April 06, 2002|DOMENICO MACERI | Domenico Maceri teaches foreign languages at Allan Hancock College in Santa Maria.

In the mid-1700s Benjamin Franklin complained about German-English bilingual street signs in Philadelphia. Not much has changed in the U.S. about language worries.

These days though, it's mainly Spanish that raises concerns. Letters to the editors of American newspapers about the importance of the English language are commonplace. One recent one stated that we should keep the heritage language alive at home; but when we go to the bank, shopping or work, we should speak English.

To a large extent the reader was absolutely right. The U.S. is primarily an English-speaking country. Yet throughout its history, it has been a multilingual country too. Spanish, Italian, French, Apache, Cherokee and other languages have all been part of the linguistic landscape.

According to U.S. English, an organization created to protect the English language in the United States, 329 foreign languages are spoken in the U.S. But Spanish is without a doubt the main "competitor" to English these days.

Major American companies use Spanish to attract customers. AT&T and other phone companies ask you to choose between English and Spanish when you use a phone card. ATMs ask the same question. Commercials in Spanish are ubiquitous.

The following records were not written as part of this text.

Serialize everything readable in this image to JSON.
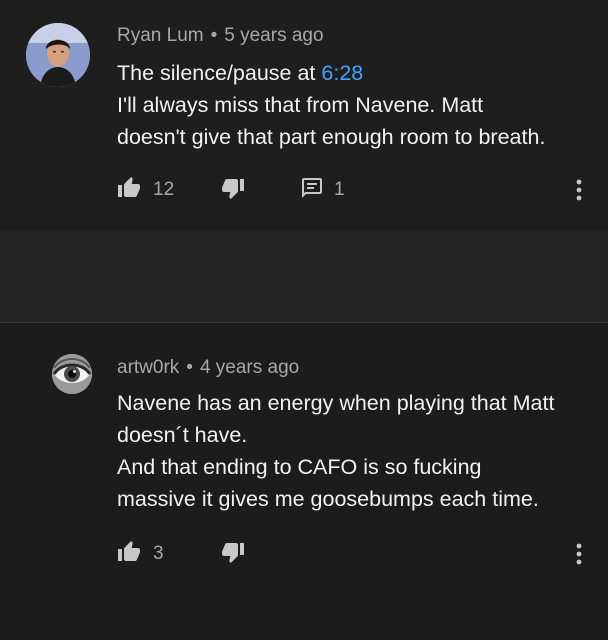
{
  "comments": [
    {
      "author": "Ryan Lum",
      "separator": "•",
      "time": "5 years ago",
      "text_line1_prefix": "The silence/pause at ",
      "timestamp": "6:28",
      "text_line2": "I'll always miss that from Navene. Matt",
      "text_line3": "doesn't give that part enough room to breath.",
      "likes": "12",
      "replies": "1",
      "avatar_icon": "person-photo-icon"
    },
    {
      "author": "artw0rk",
      "separator": "•",
      "time": "4 years ago",
      "text_line1": "Navene has an energy when playing that Matt",
      "text_line2": "doesn´t have.",
      "text_line3": "And that ending to CAFO is so fucking",
      "text_line4": "massive it gives me goosebumps each time.",
      "likes": "3",
      "avatar_icon": "eye-icon"
    }
  ],
  "colors": {
    "background": "#212121",
    "link": "#3ea6ff",
    "text": "#f1f1f1",
    "meta": "#a8a8a8"
  },
  "icons": [
    "thumbs-up-icon",
    "thumbs-down-icon",
    "comment-icon",
    "more-vert-icon"
  ]
}
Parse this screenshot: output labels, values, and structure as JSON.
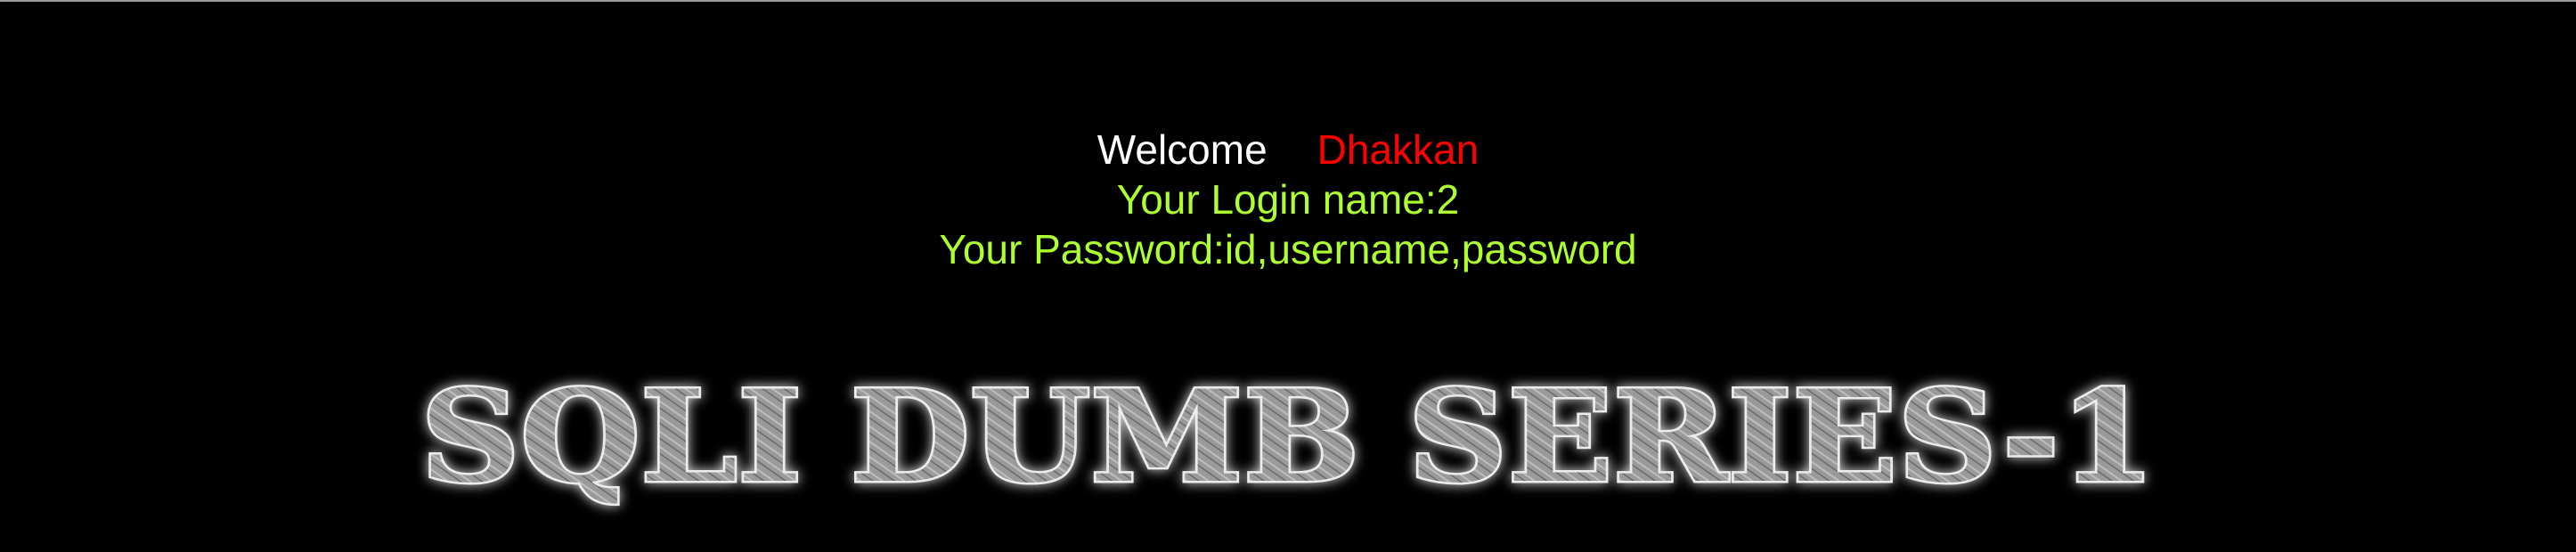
{
  "welcome": {
    "greeting": "Welcome",
    "name": "Dhakkan"
  },
  "login": {
    "login_name_text": "Your Login name:2",
    "password_text": "Your Password:id,username,password"
  },
  "banner": {
    "title": "SQLI DUMB SERIES-1"
  },
  "colors": {
    "background": "#000000",
    "greeting": "#ffffff",
    "name": "#ff0000",
    "info": "#adff2f"
  }
}
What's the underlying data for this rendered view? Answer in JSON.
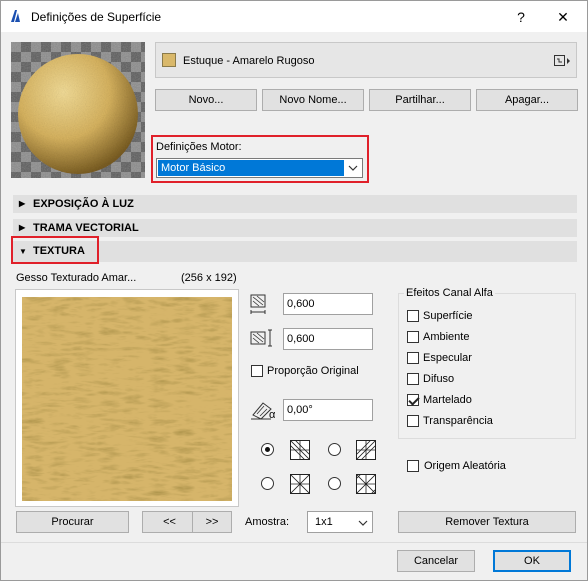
{
  "window": {
    "title": "Definições de Superfície",
    "help_label": "?",
    "close_label": "✕"
  },
  "surface": {
    "name": "Estuque - Amarelo Rugoso",
    "swatch_color": "#d9b86a"
  },
  "buttons": {
    "new": "Novo...",
    "new_name": "Novo Nome...",
    "share": "Partilhar...",
    "delete": "Apagar..."
  },
  "engine": {
    "label": "Definições Motor:",
    "value": "Motor Básico"
  },
  "sections": {
    "light": "EXPOSIÇÃO À LUZ",
    "vector": "TRAMA VECTORIAL",
    "texture": "TEXTURA"
  },
  "texture": {
    "name": "Gesso Texturado Amar...",
    "size": "(256 x 192)",
    "width": "0,600",
    "height": "0,600",
    "keep_ratio_label": "Proporção Original",
    "keep_ratio_checked": false,
    "angle": "0,00°",
    "angle_symbol": "α",
    "browse": "Procurar",
    "prev": "<<",
    "next": ">>",
    "sample_label": "Amostra:",
    "sample_value": "1x1",
    "remove": "Remover Textura",
    "random_origin_label": "Origem Aleatória",
    "random_origin_checked": false
  },
  "alpha": {
    "title": "Efeitos Canal Alfa",
    "items": [
      {
        "label": "Superfície",
        "checked": false
      },
      {
        "label": "Ambiente",
        "checked": false
      },
      {
        "label": "Especular",
        "checked": false
      },
      {
        "label": "Difuso",
        "checked": false
      },
      {
        "label": "Martelado",
        "checked": true
      },
      {
        "label": "Transparência",
        "checked": false
      }
    ]
  },
  "footer": {
    "cancel": "Cancelar",
    "ok": "OK"
  },
  "colors": {
    "accent": "#0078d7",
    "highlight_box": "#e0202a",
    "texture_base": "#d9b86a"
  }
}
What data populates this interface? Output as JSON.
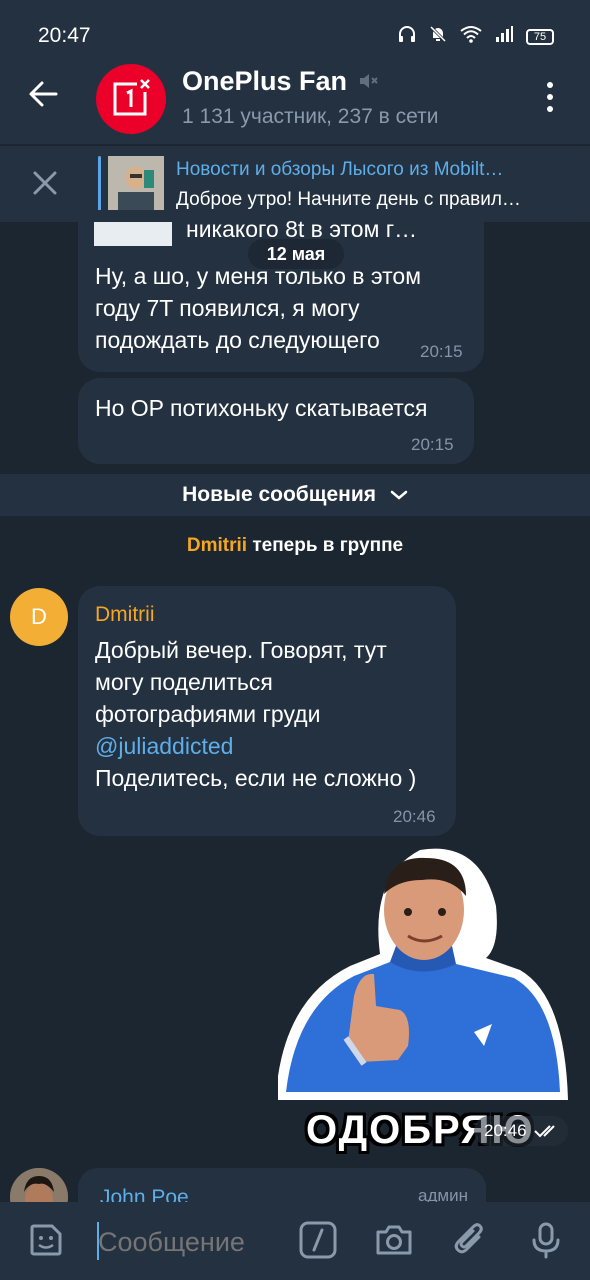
{
  "status_bar": {
    "time": "20:47",
    "battery": "75",
    "icons": [
      "headphones-icon",
      "bell-off-icon",
      "wifi-icon",
      "signal-icon",
      "battery-icon"
    ]
  },
  "header": {
    "title": "OnePlus Fan",
    "subtitle": "1 131 участник, 237 в сети",
    "muted": true,
    "avatar_color": "#eb0029",
    "avatar_glyph": "1"
  },
  "pinned": {
    "title": "Новости и обзоры Лысого из Mobilt…",
    "text": "Доброе утро! Начните день с правил…"
  },
  "messages": {
    "partial_reply_text": "никакого 8t в этом г…",
    "date_chip": "12 мая",
    "m1": {
      "lines": [
        "Ну, а шо, у меня только в этом",
        "году 7T появился, я могу",
        "подождать до следующего"
      ],
      "time": "20:15"
    },
    "m2": {
      "text": "Но OP потихоньку скатывается",
      "time": "20:15"
    },
    "new_messages_label": "Новые сообщения",
    "service": {
      "name": "Dmitrii",
      "text": " теперь в группе"
    },
    "m3": {
      "avatar_letter": "D",
      "sender": "Dmitrii",
      "lines": [
        "Добрый вечер. Говорят, тут",
        "могу поделиться",
        "фотографиями груди"
      ],
      "mention": "@juliaddicted",
      "last_line": "Поделитесь, если не сложно )",
      "time": "20:46"
    },
    "sticker": {
      "caption": "ОДОБРЯЮ",
      "time": "20:46"
    },
    "m4": {
      "sender": "John Poe",
      "badge": "админ"
    }
  },
  "input": {
    "placeholder": "Сообщение"
  },
  "colors": {
    "background": "#1c2631",
    "bar": "#243140",
    "accent": "#5eaee9",
    "sender_orange": "#f5a623"
  }
}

And just as American companies make the sensible choice to address potential customers in their languages, educators use Spanish and other languages to reach immigrant children who don't know English. The government also uses foreign languages to provide services to those who have limited English skills.

Politicians have discovered that a language other then English may provide an entree to voters' hearts and minds.

The most visible example of using Spanish for political gain is President Bush. In the 2000 campaign, Bush often sprinkled his speeches with Spanish phrases. Rival Al Gore eventually adopted a similar tactic.

Unfortunately, some view the existence of languages other than English as a cancer that needs to be excised. That explains the 27 states that have passed English-only laws. It also explains the virtual elimination of bilingual education programs in several states, including California.

These attacks on foreign languages produce very little. Rather than pass English-only laws, which make immigrants feel unwelcome, we should look at the linguistic abilities newcomers possess and make use of them.

There is no doubt that English is the nation's dominant language Anyone willing to participate in American life needs to know this language. But knowledge of other languages is also vital.

The strength of the United States has always been its people and our ability to integrate the energy brought in by immigrants. Regardless of what language people brought into this country, their contributions have built the nation.